The world begins at a kitchen table. No Matter what, we must eat to live.

The gifts of earth are brought and prepared, set on the table. So it has been since creation, and it will go on.

We chase chickens or dogs away from it. Babies teethe at the corners. They scrape their knees under it.

It is here that children are given instructions on what it means to be human. We make men at it, we make women.

At this table we gossip, recall enemies and the ghosts of lovers.

Our dreams drink coffee with us as they put their arms around our children. They laugh with us at our poor falling-down selves and as we put ourselves back together once again at the table.

This table has been a house in the rain, an umbrella in the sun.

We have given birth on this table, and have prepared our parents for burial here.

Wars have begun and ended at this table. It is a place to hide in the shadow of terror. A place to celebrate the terrible victory.

At this table we sing with joy, with sorrow. We pray of suffering and remorse. We give thanks.

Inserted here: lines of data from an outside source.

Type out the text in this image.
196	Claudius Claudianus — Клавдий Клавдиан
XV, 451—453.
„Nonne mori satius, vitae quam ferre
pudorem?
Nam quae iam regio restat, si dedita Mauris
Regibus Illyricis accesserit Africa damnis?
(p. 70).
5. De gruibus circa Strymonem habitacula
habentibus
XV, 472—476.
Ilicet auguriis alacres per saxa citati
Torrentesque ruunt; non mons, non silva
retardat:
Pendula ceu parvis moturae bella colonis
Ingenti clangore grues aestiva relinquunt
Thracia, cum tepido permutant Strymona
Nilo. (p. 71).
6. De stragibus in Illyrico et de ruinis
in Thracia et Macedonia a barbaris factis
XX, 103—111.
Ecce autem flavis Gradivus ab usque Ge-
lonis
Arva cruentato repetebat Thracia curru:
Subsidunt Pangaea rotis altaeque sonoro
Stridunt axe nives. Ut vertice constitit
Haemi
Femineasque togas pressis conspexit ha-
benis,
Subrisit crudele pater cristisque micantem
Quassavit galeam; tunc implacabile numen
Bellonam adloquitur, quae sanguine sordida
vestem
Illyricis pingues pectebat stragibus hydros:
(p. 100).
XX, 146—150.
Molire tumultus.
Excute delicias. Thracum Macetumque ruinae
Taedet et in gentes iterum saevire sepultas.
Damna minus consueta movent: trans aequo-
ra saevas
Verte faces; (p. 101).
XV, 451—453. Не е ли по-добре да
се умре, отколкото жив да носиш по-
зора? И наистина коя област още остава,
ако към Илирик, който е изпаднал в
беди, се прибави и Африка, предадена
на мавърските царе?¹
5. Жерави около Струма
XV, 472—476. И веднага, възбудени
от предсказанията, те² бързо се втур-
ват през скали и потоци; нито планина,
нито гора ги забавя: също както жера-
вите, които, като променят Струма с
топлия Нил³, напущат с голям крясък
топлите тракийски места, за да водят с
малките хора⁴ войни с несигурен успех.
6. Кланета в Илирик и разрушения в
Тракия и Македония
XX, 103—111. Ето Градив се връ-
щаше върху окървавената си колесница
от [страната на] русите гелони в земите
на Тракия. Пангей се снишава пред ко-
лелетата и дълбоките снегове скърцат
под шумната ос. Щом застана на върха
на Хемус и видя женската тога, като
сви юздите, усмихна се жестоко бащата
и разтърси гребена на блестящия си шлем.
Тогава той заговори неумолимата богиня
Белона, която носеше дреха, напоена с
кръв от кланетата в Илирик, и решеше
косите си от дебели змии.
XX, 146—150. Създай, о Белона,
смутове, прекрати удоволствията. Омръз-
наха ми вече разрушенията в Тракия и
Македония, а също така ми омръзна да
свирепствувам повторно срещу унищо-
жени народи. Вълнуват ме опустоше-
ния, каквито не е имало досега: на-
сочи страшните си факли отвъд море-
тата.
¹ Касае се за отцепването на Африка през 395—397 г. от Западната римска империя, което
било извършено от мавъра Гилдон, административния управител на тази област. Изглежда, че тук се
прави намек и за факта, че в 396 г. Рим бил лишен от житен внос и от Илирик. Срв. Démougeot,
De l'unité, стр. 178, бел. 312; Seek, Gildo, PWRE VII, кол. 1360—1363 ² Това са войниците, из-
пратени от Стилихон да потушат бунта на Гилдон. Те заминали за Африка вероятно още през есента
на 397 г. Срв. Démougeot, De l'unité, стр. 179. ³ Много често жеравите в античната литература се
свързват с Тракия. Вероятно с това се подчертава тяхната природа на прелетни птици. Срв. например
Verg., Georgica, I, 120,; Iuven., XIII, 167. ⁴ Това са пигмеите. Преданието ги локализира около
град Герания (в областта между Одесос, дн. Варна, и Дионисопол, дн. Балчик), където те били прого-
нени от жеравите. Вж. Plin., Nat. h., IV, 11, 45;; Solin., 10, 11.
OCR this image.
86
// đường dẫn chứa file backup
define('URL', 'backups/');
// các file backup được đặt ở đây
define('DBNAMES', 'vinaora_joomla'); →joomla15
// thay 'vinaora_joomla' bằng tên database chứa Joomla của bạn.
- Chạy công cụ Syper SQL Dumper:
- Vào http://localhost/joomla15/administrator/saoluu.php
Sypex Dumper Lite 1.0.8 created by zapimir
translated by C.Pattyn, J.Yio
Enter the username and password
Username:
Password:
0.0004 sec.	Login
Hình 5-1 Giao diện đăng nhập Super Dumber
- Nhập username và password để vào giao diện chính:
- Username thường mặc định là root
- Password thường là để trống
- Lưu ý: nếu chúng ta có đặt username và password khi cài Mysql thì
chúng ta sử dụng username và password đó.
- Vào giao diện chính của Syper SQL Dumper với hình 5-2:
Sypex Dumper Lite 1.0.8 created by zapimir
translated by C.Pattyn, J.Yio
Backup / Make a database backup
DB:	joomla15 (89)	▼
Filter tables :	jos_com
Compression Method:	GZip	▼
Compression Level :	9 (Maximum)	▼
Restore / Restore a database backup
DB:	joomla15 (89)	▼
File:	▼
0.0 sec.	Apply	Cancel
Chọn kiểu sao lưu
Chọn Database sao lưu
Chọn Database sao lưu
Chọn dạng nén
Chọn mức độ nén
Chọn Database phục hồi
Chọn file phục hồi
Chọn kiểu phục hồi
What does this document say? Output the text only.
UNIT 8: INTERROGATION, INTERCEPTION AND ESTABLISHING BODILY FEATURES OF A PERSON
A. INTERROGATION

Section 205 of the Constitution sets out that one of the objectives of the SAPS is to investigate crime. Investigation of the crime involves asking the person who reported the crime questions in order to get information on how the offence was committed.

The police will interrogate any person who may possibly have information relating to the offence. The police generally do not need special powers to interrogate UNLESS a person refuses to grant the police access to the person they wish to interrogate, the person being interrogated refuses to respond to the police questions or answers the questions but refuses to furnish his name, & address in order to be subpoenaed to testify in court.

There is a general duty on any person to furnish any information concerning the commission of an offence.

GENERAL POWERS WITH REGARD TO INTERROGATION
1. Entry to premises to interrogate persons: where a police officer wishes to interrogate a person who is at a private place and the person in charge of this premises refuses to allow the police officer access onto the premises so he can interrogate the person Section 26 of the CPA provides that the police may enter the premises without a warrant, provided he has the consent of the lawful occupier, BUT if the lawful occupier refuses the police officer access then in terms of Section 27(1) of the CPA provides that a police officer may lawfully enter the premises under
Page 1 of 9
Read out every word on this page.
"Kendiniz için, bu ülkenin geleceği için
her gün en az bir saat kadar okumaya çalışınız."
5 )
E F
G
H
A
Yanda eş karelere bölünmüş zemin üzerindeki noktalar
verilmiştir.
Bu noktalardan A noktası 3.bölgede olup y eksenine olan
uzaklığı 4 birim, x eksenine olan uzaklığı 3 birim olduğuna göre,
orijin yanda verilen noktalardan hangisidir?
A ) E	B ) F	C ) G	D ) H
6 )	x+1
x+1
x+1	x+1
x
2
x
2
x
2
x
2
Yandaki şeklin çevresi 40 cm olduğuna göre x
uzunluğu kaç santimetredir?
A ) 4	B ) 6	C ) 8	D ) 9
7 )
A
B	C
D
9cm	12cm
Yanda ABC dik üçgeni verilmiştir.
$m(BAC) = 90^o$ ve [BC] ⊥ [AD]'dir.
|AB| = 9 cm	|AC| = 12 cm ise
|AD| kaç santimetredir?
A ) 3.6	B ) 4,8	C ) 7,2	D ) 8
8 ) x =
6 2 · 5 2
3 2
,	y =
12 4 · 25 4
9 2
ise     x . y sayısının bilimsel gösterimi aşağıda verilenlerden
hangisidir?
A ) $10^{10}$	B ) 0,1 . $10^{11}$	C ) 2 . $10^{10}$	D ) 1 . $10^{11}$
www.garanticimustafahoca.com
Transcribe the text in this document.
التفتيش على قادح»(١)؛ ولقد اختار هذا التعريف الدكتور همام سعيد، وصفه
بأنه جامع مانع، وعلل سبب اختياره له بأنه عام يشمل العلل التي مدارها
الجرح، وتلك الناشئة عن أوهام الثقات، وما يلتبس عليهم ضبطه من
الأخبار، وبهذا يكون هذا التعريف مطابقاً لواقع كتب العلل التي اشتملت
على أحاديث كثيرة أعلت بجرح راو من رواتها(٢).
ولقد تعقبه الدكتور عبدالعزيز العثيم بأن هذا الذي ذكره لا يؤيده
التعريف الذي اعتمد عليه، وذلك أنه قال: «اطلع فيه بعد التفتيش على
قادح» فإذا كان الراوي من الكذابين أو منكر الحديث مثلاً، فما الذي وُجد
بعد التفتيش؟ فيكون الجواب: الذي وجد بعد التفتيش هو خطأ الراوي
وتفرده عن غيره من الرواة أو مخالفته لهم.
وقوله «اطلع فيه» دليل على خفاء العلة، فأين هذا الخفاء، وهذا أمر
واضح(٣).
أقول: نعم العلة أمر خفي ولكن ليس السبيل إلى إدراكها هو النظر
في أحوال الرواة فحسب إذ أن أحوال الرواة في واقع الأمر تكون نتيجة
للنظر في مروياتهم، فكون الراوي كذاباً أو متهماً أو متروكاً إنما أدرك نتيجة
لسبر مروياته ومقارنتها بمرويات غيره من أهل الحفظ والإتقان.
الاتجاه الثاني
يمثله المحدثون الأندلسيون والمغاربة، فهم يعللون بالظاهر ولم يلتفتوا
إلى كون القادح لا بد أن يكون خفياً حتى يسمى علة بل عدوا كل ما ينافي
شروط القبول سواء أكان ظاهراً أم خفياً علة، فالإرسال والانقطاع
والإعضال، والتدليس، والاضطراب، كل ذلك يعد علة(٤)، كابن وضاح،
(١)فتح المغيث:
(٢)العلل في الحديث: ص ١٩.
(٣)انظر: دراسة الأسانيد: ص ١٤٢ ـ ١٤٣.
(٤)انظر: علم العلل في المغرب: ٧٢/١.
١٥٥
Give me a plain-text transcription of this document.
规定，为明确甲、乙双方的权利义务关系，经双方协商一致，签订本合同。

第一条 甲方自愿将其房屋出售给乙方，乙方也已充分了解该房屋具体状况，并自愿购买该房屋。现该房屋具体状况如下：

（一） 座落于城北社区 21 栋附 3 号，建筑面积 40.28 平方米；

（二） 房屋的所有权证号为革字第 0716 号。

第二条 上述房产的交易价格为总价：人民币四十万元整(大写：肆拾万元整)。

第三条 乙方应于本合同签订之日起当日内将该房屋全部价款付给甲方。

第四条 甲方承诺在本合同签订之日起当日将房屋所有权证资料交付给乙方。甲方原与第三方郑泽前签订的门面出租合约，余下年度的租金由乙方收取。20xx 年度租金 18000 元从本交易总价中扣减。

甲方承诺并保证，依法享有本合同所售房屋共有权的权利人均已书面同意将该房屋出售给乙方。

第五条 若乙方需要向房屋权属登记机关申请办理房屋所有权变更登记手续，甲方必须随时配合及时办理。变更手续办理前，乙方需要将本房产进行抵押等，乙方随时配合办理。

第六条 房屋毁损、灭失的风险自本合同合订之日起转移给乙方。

Perhaps the world will end at the kitchen table, while we are laughing and crying, eating of the last sweet bite.
~Joy Harjo “Perhaps the World Ends Here”

Our life revolves around this table. This is where we hang out late into the evening, and begin the day before dawn. This is where the prayers happen, the meals happen, the arguments happen. This is where we understand each other.

This is where we are fed and daily God provides.

Amen, and be it ever so.

Bread Broken

The bus releases you beside the bakery
at 5 AM. His light’s on. You can smell
the secret life of bread– the russet brawny
shoulders rising in the pan, yeast swelling
yearning toward croissants, pretzels, braided
curls of challah.
You give the baker money,
he gives you a loaf. Neither of you can say
the mystery you share like lovers. You shyly nod
and bear your loneliness to work
in helpless hands. Whatever it is, you can
not explain the one thing that matters.
You break
his bread at noon and fling it toward frozen
ducks on the millpond and you awaken
from what you’ve been.
You want to be bread broken.
~ Jeanne Murray Walker “Baker” from Pilgrim, You Find Your Path By Walking


We all harbor mystery; oftentimes we can’t even decipher what is in our hearts, much less communicate it to another. Breaking open may be the only way to reveal it but that can be too much for even the strongest of us.

We are not a mystery to God. We are transparent as shattered glass to Him when we are opaque to ourselves and others.

He knows our comings and goings, where our cracks are and where the glue continues to hold in what has already been repaired.

Most of all, He knows Himself what it means to be broken to feed others – flung and woke — even for those who turn their backs to a meal to freedom.